Ditching their grungy tone and opting for a more airy, upbeat sound, Curiosity does exactly what it’s supposed to do: it keeps you on your toes. Placing a greater emphasis on psychedelic guitar tones, the album sees the band teaming up with producer and Unknown Mortal Orchestra bassist Jacob Portrait, whose presence is immediately felt on the opening track “The Hearse.” The song starts off with heavy droning synths, before switching the beat up all of a sudden and switching to a full-fledged guitar freak-out. The band finds a way to find cohesion within the chaos.

As the title implies, Wampire isn’t afraid to make some curious digressions. If the band was aiming to be as unpredictable as possible, well, mission accomplished. While “The Hearse” is sunny, buoyant and poppy, the following song, “Orchards,” is steady and placid. “It’s so fun to be so goddamn young,” Tinder sings as guitars blare and what sound like maracas shake in the background. “Spirit Forest” combines the band’s fondness of heavy bass and spacey synths, coming off sounding a bit like Ariel Pink at his most playful.

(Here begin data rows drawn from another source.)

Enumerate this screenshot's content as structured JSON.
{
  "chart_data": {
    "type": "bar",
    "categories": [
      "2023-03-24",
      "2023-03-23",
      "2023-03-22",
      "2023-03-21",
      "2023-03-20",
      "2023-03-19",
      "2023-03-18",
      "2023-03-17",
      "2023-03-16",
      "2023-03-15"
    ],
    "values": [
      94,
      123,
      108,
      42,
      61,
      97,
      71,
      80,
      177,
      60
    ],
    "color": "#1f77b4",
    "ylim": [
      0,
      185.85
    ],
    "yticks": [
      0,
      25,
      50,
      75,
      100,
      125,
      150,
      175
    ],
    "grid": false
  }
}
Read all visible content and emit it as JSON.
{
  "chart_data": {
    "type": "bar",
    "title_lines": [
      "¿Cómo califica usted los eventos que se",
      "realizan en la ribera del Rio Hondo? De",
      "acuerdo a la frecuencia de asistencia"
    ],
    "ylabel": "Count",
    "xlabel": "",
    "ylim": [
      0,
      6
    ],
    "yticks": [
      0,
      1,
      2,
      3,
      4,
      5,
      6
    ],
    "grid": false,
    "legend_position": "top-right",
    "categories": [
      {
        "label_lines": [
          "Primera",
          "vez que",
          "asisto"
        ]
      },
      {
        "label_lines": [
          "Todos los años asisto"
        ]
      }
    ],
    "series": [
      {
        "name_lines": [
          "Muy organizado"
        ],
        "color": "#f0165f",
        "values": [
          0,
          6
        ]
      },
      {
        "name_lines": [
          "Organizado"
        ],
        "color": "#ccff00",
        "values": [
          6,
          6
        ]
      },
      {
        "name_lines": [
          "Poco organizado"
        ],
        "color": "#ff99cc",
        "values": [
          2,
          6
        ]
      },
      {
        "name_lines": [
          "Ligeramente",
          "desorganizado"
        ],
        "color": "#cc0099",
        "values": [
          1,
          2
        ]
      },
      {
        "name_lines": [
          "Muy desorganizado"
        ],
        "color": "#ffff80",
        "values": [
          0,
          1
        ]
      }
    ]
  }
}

That sense of fun and exploration doesn’t let up as the album heads into its second half. “Trains,” one of the clear highlights, is a delightfully easy-going love letter of a pop song. The steady drums create the perfect beat for the band to croon over and majestic guitar strums provide the perfect mood for softly swaying in place. “You’re driving me insane/I was waiting for your train,” sings Tinder as the song sputters off into nothingness, the drum falling off beat and the guitars slinking out of tune. It’s almost as if the band got bored with the song, which fits with the group’s ADHD tendencies. The album jumps all over the place, showing little interest in staying true to a single genre or style, but even in the darker, heavier moments these songs are unified by an urge to please and the untamable desire to move onto the next thing as soon as possible.